I had recently added support for some new classical music fields to my tagger software, see https://docs.google.com/spreadsheets/d/1afugW3R1FRDN-mwt5SQLY4R7aLAu3RqzjN3pR1497Ok/edit?usp=sharing and originally I tried to fit in with the naming conventions used for MusicBrainz fields such as ID3 TXXX frames using Title case words separated with spaces like TXXX:MusicBrainz Album Id whereas VorbisComments used uppercase seperated by hyphens such as MUSICBRAINZ_ALBUMID

But then I was using the very popular dBpoweramp to convert from one format to another and I found it was only doing a partial job of converting the metadata between formats. So it understood most of the standard ID3 Text frames (but ignored UFID) and converted them to the defacto VorbisComment field name. With TXXX:fieldname it converted this to a field with name fieldname but it doesn’t known about converting the name so TXXX:MusicBrainz Album Id becomes a VorbisComment field MusicBrainz Album Id which unfortunately is invisible to any software using the correct VorbisComment field. Now you can create a mapping within dbPoweramp but its not there by default and you have to do know what you are doing and know all the fields your file may contain.

So on balance I think its better when adding new fields to use the same fieldname for all formats where possible, unless a field is already defined for a particular format, and this is what I have now done. This then allows audio converters to do a better job without knowing about the particulars of a field.

But of course there is no way we change defacto standards that have been round for some time such as the various MusicBrainz id fields.

Do you agree with this approach ?

In the spirit of cooperation these fields I have newly added could still be changed if you believe they are badly named.


#16

I’d prefer if we’d specify how to normalize tag keys and keep the tag naming format consistent.

e.g.

def normalize_id(key):
    return key.replace("/", "").replace(" ", "").replace("_", "").upper()

is_artist_id = (normalize_id(v) == "MUSICBRAINZARTISTID")

If everyone does that, then it doesn’t matter if some third party software does not translate it properly across tagging formats. And every MB supporting software can write the value back using the “official” format afterwards.


#17

I think it does matter if 3rd party software doesnt convert properly because then user has to use other software to fix it, and they would probably have to fix it by retagging all over again as they wouldn’t know how the 3rdparty s/w had done it incorrectly.
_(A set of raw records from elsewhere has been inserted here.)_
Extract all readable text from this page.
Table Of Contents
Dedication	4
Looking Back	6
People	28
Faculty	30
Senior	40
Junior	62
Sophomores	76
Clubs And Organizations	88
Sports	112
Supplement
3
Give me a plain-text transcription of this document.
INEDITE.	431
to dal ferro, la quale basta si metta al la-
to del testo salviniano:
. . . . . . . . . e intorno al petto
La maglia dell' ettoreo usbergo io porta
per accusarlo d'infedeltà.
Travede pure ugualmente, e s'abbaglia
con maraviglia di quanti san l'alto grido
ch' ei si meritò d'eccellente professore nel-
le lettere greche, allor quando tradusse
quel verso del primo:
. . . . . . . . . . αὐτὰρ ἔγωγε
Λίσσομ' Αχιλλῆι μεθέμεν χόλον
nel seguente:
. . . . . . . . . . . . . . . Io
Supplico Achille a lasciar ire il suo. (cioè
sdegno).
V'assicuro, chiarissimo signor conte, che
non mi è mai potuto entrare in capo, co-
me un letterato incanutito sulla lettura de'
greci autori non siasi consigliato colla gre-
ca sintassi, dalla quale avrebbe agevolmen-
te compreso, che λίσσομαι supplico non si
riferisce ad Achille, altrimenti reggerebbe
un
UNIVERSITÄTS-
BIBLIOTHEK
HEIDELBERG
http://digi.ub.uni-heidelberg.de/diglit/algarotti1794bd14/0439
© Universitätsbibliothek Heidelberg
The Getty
But I wasn’t for one minute suggesting we change existing MusicBrainz specific tags i was talking more about how to add new non-musicbrainz specfic tags such as ‘Movement’

BTW your translation doesn’t work because Musicbrainz Artist Id is stored as MUSICBRAINZ_ARTISTID in VorbisComments, note an underscore instead of a space in one case but not the other. In reality the existing tags only followed a very lose naming convention and it hasn’t’ been done totally consistently.